Blinken ordered State Dept. staff not to discuss Wagner mutiny: Axios
A report by Axios citing US officials says the US Secretary of State aimed to avoid any links to the events.
US Secretary of State Antony Blinken sent an urgent cable message on Friday to State Department personnel instructing them to abstain from discussing PMC Wagner's mutiny in Russia, according to a report by Axios, which cited three US officials.
Earlier, a report by The Wall Street Journal revealed that US diplomats and representatives were also messaged to only state that Washington is monitoring the situation closely and make no further comments regarding the situation in Russia.
Diplomats were instructed to say that the US is "watching closely as the situation unfolds" and that "the United States has no intention of involving itself in this matter."
"Regarding host governments, chief of missions and embassy staff should not pro-actively engage host government officials without prior authorization from Washington," the message read, stressing that "missions should not respond directly to any press inquiries."
Sources of Axios say the message was done to ensure that no diplomat makes a statement that would raise questions regarding US involvement in the mutiny, as Blinken told diplomats to say that he and his closest staff are dealing with the situation. Another source said the message was issued since the State Department did not have enough information on the events in Russia to permit it to make a statement.
However, US intelligence agencies learned that Yevgeny Prigozhin, the head of Wagner, might be planning a mutiny and alerted the White House and other government agencies so they would not be caught off guard, The Washington Post reported on Sunday, citing several US officials who spoke on the condition of anonymity.

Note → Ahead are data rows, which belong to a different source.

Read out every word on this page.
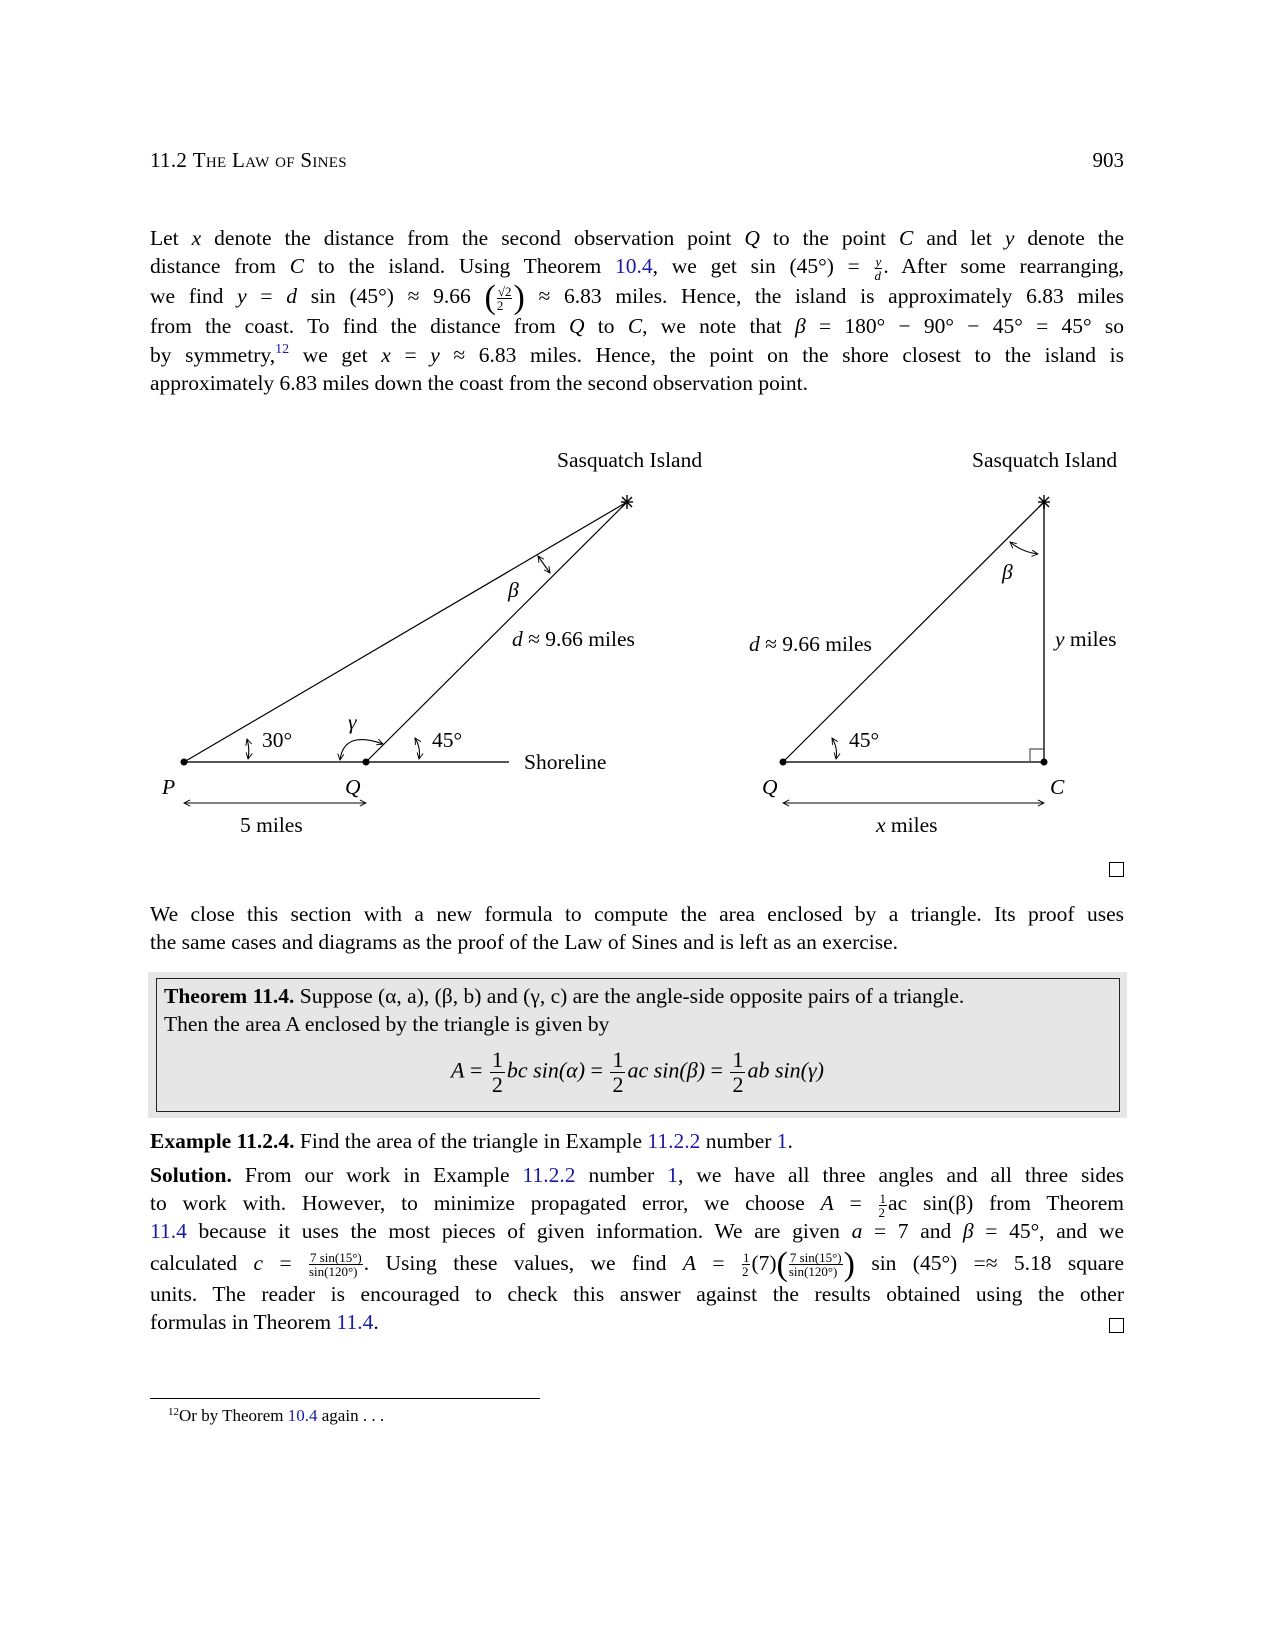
11.2 The Law of Sines	903
Let x denote the distance from the second observation point Q to the point C and let y denote the
distance from C to the island. Using Theorem 10.4, we get $\sin (45^\circ) = \frac{y}{d}$ . After some rearranging,
we find y = d sin (45°) ≈ 9.66 ( $\frac{√2}{2}$ ) ≈ 6.83 miles. Hence, the island is approximately 6.83 miles
from the coast. To find the distance from Q to C, we note that β = 180° − 90° − 45° = 45° so
by symmetry,$^{12}$ we get x = y ≈ 6.83 miles. Hence, the point on the shore closest to the island is
approximately 6.83 miles down the coast from the second observation point.
Sasquatch Island
β
d ≈ 9.66 miles
γ
30°	45°
Shoreline
P	Q
5 miles
Sasquatch Island
β
d ≈ 9.66 miles	y miles
45°
Q	C
x miles
We close this section with a new formula to compute the area enclosed by a triangle. Its proof uses
the same cases and diagrams as the proof of the Law of Sines and is left as an exercise.
Theorem 11.4. Suppose (α, a), (β, b) and (γ, c) are the angle-side opposite pairs of a triangle.
Then the area A enclosed by the triangle is given by
$A = \frac{1}{2}$ bc $\sin(\alpha) = \frac{1}{2}$ ac $\sin(\beta) = \frac{1}{2}$ ab sin(γ)
Example 11.2.4. Find the area of the triangle in Example 11.2.2 number 1.
Solution. From our work in Example 11.2.2 number 1, we have all three angles and all three sides
to work with. However, to minimize propagated error, we choose $A = \frac{1}{2}$ ac sin(β) from Theorem
11.4 because it uses the most pieces of given information. We are given a = 7 and β = 45°, and we
calculated $c = \frac{7 \sin(15^\circ)}{\sin(120^\circ)}$ . Using these values, we find $A = \frac{1}{2} (7)( \frac{7 \sin(15^\circ)}{\sin(120^\circ)}$ ) sin (45°) =≈ 5.18 square
units. The reader is encouraged to check this answer against the results obtained using the other
formulas in Theorem 11.4.
$^{12}$Or by Theorem 10.4 again . . .
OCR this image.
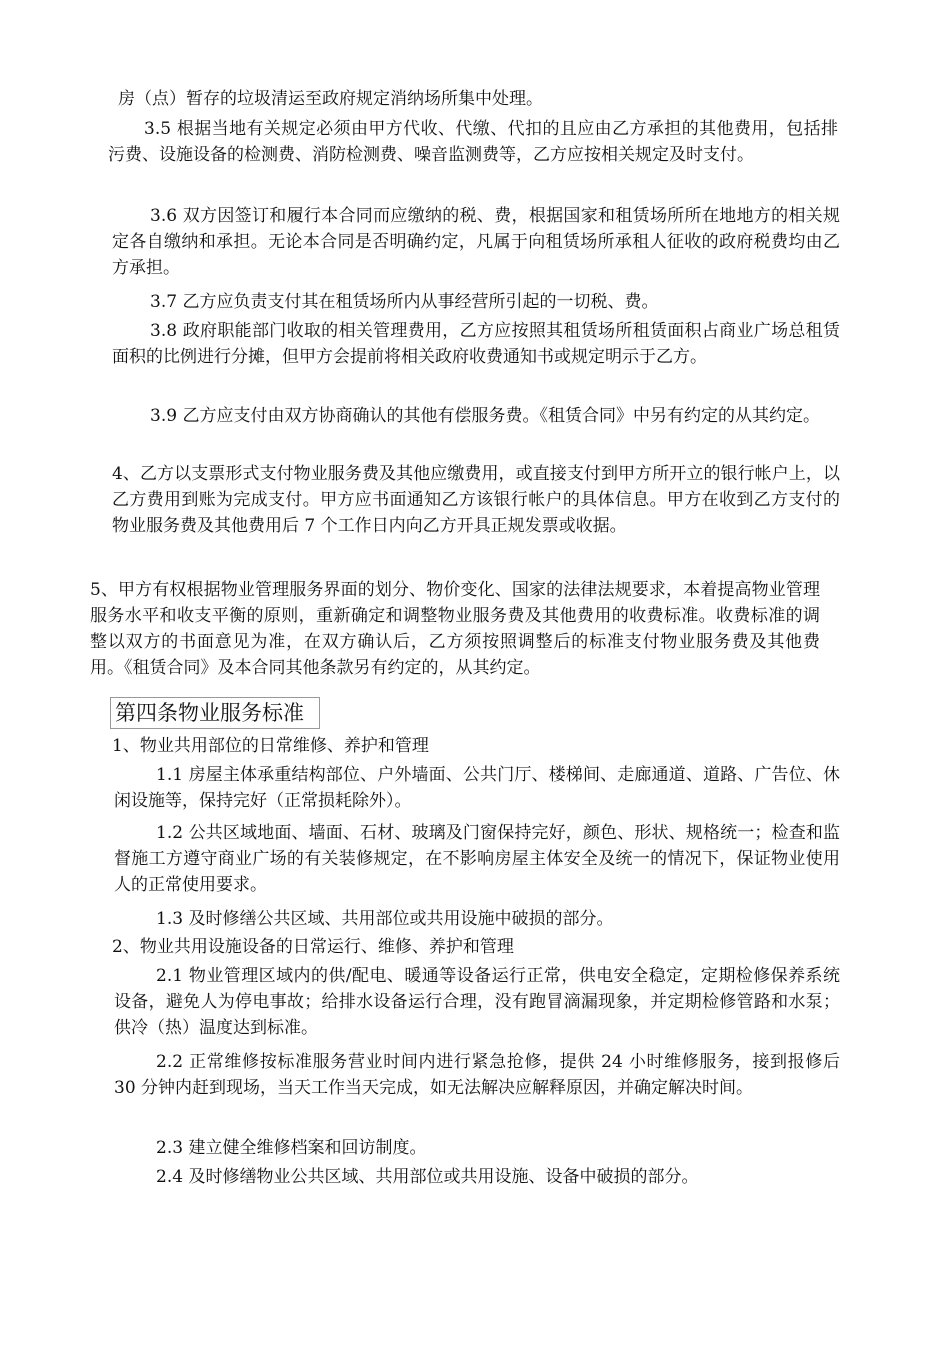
房（点）暂存的垃圾清运至政府规定消纳场所集中处理。
3.5 根据当地有关规定必须由甲方代收、代缴、代扣的且应由乙方承担的其他费用，包括排污费、设施设备的检测费、消防检测费、噪音监测费等，乙方应按相关规定及时支付。
3.6 双方因签订和履行本合同而应缴纳的税、费，根据国家和租赁场所所在地地方的相关规定各自缴纳和承担。无论本合同是否明确约定，凡属于向租赁场所承租人征收的政府税费均由乙方承担。
3.7 乙方应负责支付其在租赁场所内从事经营所引起的一切税、费。
3.8 政府职能部门收取的相关管理费用，乙方应按照其租赁场所租赁面积占商业广场总租赁面积的比例进行分摊，但甲方会提前将相关政府收费通知书或规定明示于乙方。
3.9 乙方应支付由双方协商确认的其他有偿服务费。《租赁合同》中另有约定的从其约定。
4、乙方以支票形式支付物业服务费及其他应缴费用，或直接支付到甲方所开立的银行帐户上，以乙方费用到账为完成支付。甲方应书面通知乙方该银行帐户的具体信息。甲方在收到乙方支付的物业服务费及其他费用后 7 个工作日内向乙方开具正规发票或收据。
5、甲方有权根据物业管理服务界面的划分、物价变化、国家的法律法规要求，本着提高物业管理服务水平和收支平衡的原则，重新确定和调整物业服务费及其他费用的收费标准。收费标准的调整以双方的书面意见为准，在双方确认后，乙方须按照调整后的标准支付物业服务费及其他费用。《租赁合同》及本合同其他条款另有约定的，从其约定。
第四条物业服务标准
1、物业共用部位的日常维修、养护和管理
1.1 房屋主体承重结构部位、户外墙面、公共门厅、楼梯间、走廊通道、道路、广告位、休闲设施等，保持完好（正常损耗除外）。
1.2 公共区域地面、墙面、石材、玻璃及门窗保持完好，颜色、形状、规格统一；检查和监督施工方遵守商业广场的有关装修规定，在不影响房屋主体安全及统一的情况下，保证物业使用人的正常使用要求。
1.3 及时修缮公共区域、共用部位或共用设施中破损的部分。
2、物业共用设施设备的日常运行、维修、养护和管理
2.1 物业管理区域内的供/配电、暖通等设备运行正常，供电安全稳定，定期检修保养系统设备，避免人为停电事故；给排水设备运行合理，没有跑冒滴漏现象，并定期检修管路和水泵；供冷（热）温度达到标准。
2.2 正常维修按标准服务营业时间内进行紧急抢修，提供 24 小时维修服务，接到报修后 30 分钟内赶到现场，当天工作当天完成，如无法解决应解释原因，并确定解决时间。
2.3 建立健全维修档案和回访制度。
2.4 及时修缮物业公共区域、共用部位或共用设施、设备中破损的部分。
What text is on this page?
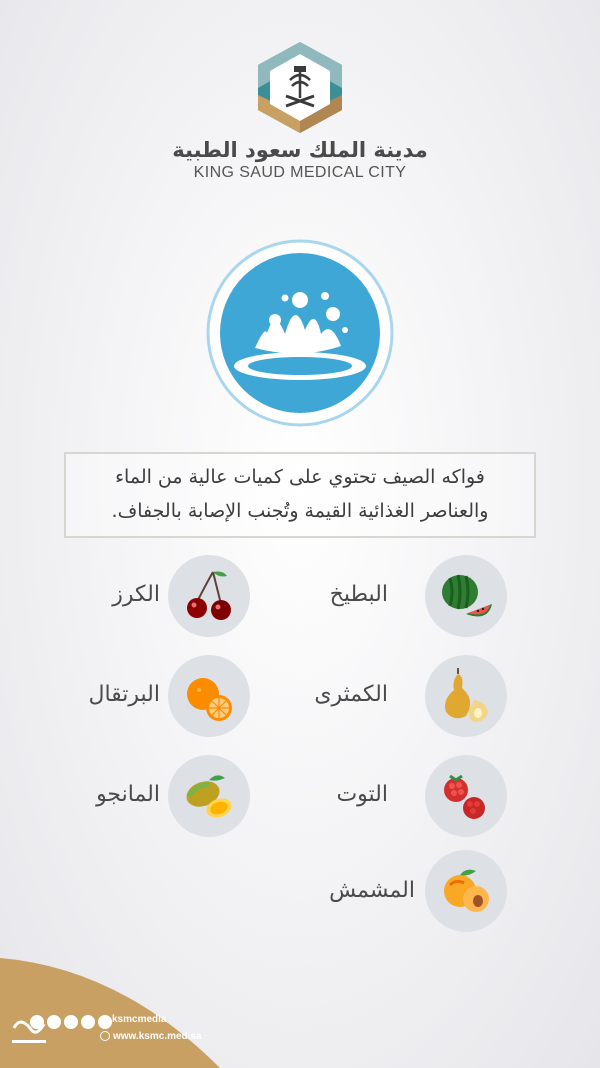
مدينة الملك سعود الطبية
KING SAUD MEDICAL CITY
فواكه الصيف تحتوي على كميات عالية من الماء
والعناصر الغذائية القيمة وتُجنب الإصابة بالجفاف.
البطيخ
الكمثرى
التوت
المشمش
الكرز
البرتقال
المانجو
ksmcmedia
www.ksmc.med.sa
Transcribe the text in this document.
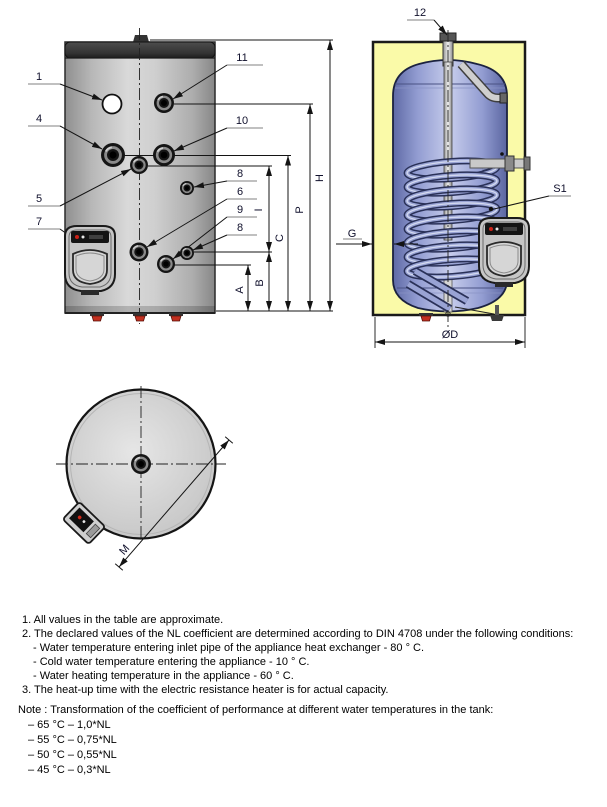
A
B
I
C
P
H
1
4
5
7
11
10
8
6
9
8
12
S1
G
ØD
M
1. All values in the table are approximate.
2. The declared values of the NL coefficient are determined according to DIN 4708 under the following conditions:
- Water temperature entering inlet pipe of the appliance heat exchanger - 80 ° C.
- Cold water temperature entering the appliance - 10 ° C.
- Water heating temperature in the appliance - 60 ° C.
3. The heat-up time with the electric resistance heater is for actual capacity.
Note : Transformation of the coefficient of performance at different water temperatures in the tank:
– 65 °C – 1,0*NL
– 55 °C – 0,75*NL
– 50 °C – 0,55*NL
– 45 °C – 0,3*NL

According to unidentified sources quoted in the newspaper, the White House, top officials at the Department of State, the Pentagon, and members of Congress were informed by the intelligence agencies over the last two weeks.
Meanwhile, The New York Times said the US spy services were reluctant to declassify the material because of fear that Russia would accuse them of planning a coup. According to the investigation, they also showed "little interest" in assisting Russian authorities.
Putin dissolves Wagner
Over the weekend, Russia went through what is possibly the most critical moment of its timeline since the war in Ukraine began, narrowly averting a full-scale civil war after the head of Wagner PMC, Yevgeny Prigozhin, accused the Russian Ministry of Defense of striking a Wagner military camp and vowed revenge, which the Ministry categorically denied.
On Saturday, Prigozhin agreed to de-escalate the situation after he accepted a proposal from Belarusian President Alexander Lukashenko to move to neighboring Belarus.
President Vladimir Putin addressed Russians on Monday saying that those who organized the Wagner mutiny abandoned not only their country and people but also the men who were tricked into this "crime".
Putin said the "neo-Nazis in Kiev" and their Western backers desired the same end as the mutiny organizers: an intra-Russian battle in which Russian soldiers would kill one another.
He emphasized that the mutiny's planners were fully aware that their uprising would have been put down and that their actions were ultimately intended to harm Russia.
"I emphasize that from the very beginning of the events, all necessary decisions were immediately taken to neutralize the threat that arose, to protect the constitutional order, the life, and security of our citizens," Putin said.